Fortescue Results: Iron ore price surge sends FMG profits soaring, Twiggy and Nicola to bank over $1bn in divvies
Mining
Mining
$85 billion iron ore major Fortescue (ASX:FMG), which briefly hit an all time high share price of nearly $30 at the end of January, has seen a stunning 41% lift in profits to US$3.337 billion on the back of surging iron ore prices and smaller discounts for its low grade product.
It’s helped FMG boost its interim dividend to $1.08 per share, up 44% on a year earlier at a payout ratio of 65% of earnings, the latter number unchanged from a year before despite the company’s decision to begin sanctioning capital intensive green energy projects in the US and Australia.
That’s $3.3 billion Aussie, around $1.2b of that to companies connected to Andrew Forrest and his separated wife Nicola.
FMG shipped 94.6Mt of iron ore out of Port Hedland in the December half, bettered only by its production a year earlier, with underlying EBITDA of US$5.9 billion up 36% on the same period in FY23.
Revenues of US$9.5b were 21% up with realised prices rising 24% from US$87.18/t to US$108.19/t — an impressive 89% of the Platts 62% Fe index thanks to improved payability for low grade ore, which is in demand due to weak profit margins at Chinese steel mills.
Costs meanwhile were only 2% higher to US$17.77/wmt.
FMG expects to export 192-197Mt of iron ore in FY24, including 2-4Mt of Iron Bridge where a production ramp up has been impacted by the performance of a raw water pipeline, which will cost US$100m — largely spent in FY25 — to rectify.
That will come at a cost of US$18-19/wmt for its hematite output, with metals capex of US$2.8-3.2b and energy opex this year to come in at US$800m and capex at around US$500m.
US$1.5b was spent on capex in the first half, including US$999m on sustaining capital and iron ore hub development, US$121m on exploration and studies, US$134m on iron ore projects, US$104m on decarb and US$165m by FMG’s green energy business.
FMG metals boss Dino Otranto said FMG remained focused on value creation.

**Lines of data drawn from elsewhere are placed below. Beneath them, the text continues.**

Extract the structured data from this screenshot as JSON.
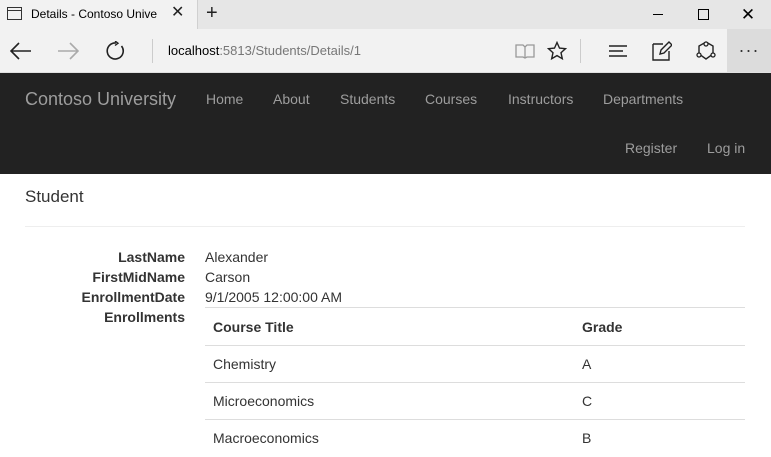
{
  "browser": {
    "tab_title": "Details - Contoso Unive",
    "url_host": "localhost",
    "url_path": ":5813/Students/Details/1"
  },
  "navbar": {
    "brand": "Contoso University",
    "links": [
      "Home",
      "About",
      "Students",
      "Courses",
      "Instructors",
      "Departments"
    ],
    "register": "Register",
    "login": "Log in"
  },
  "page": {
    "heading": "Student",
    "fields": [
      {
        "label": "LastName",
        "value": "Alexander"
      },
      {
        "label": "FirstMidName",
        "value": "Carson"
      },
      {
        "label": "EnrollmentDate",
        "value": "9/1/2005 12:00:00 AM"
      }
    ],
    "enrollments_label": "Enrollments",
    "enrollments": {
      "headers": [
        "Course Title",
        "Grade"
      ],
      "rows": [
        [
          "Chemistry",
          "A"
        ],
        [
          "Microeconomics",
          "C"
        ],
        [
          "Macroeconomics",
          "B"
        ]
      ]
    }
  }
}
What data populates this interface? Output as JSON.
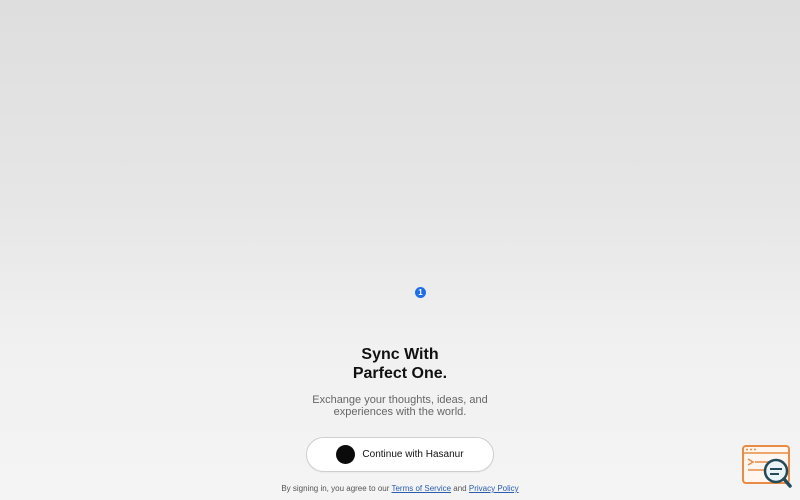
{
  "notification": {
    "count": "1",
    "color": "#1f6feb"
  },
  "auth": {
    "title_line1": "Sync With",
    "title_line2": "Parfect One.",
    "subtitle": "Exchange your thoughts, ideas, and experiences with the world.",
    "continue_button_label": "Continue with Hasanur",
    "terms_prefix": "By signing in, you agree to our",
    "terms_link": "Terms of Service",
    "terms_conjunction": "and",
    "privacy_link": "Privacy Policy"
  },
  "widgets": {
    "inspector": {
      "icon": "search-inspector-icon",
      "color": "#e98b45"
    }
  },
  "colors": {
    "background_top": "#dedede",
    "background_bottom": "#f4f4f4",
    "button_bg": "#ffffff",
    "link": "#2a5db0"
  }
}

“Fortescue’s performance in the first half of FY24 has been excellent, with the team achieving our second highest first half shipments while maintaining our strong focus on safety and keeping our costs low. This contributed to outstanding financial results, with EBITDA of US$5.9 billion and net profit after tax of US$3.3 billion,” he said.
“The strength of our operating and financial performance and our commitment to deliver returns to shareholders has resulted in the Board today declaring a fully franked interim dividend of A$1.08 per share, representing a 65 per cent payout of first half net profit after tax.
“Whether it’s through our first green energy projects, our diversification into the high grade segment of the iron ore market through Iron Bridge, or expansion of our global footprint with the Belinga Iron Ore Project in Gabon, we remain committed to creating value for all our stakeholders.”
Despite its recent record share prices and to some extent because of them, FMG has regularly been rated a sell by analysts frustrated with their inability to assess the value of its rapidly morphing green energy business.
It’s approved over US$700m of spending across the 11,000tpa Phoenix Hydrogen Hub (US$550m), an 8000tpa eletrolyser plant and green hydrogen project at Gladstone (US$150m) and 1500tpa green iron trial plant at the Christmas Creek mine in the Pilbara (US$50m).
But there were no updates on projects to be ‘fast-tracked’ in Kenya, Brazil and Norway, with energy CEO Mark Hutchinson stressing the need to show financial discipline in the green arm.
“The delivery of our decarbonisation plan continues to gain momentum with the deployment of our 240 tonne battery electric haul truck, Roadrunner, and commissioning of Australia’s first operational electric excavator,” he said.
“We have also completed vessel conversion works on the Green Pioneer, which we showcased at COP28 in Dubai, and are nearing the completion of testing, commissioning and class accreditation.
“Over the half we also continued to make important progress across the four verticals now established within our Energy business – green energy production, battery technology development, hydrogen systems and capital.
“We have a strong pipeline of projects to come, and we will continue to show the same financial discipline that Fortescue has shown for 20 years.”
It is also yet to approve a 550MW project at Gibson Island in Queensland, benchmarking of which Goldman Sachs analysts suggested could take the company’s project construction costs for its major green projects to between US$10-20b.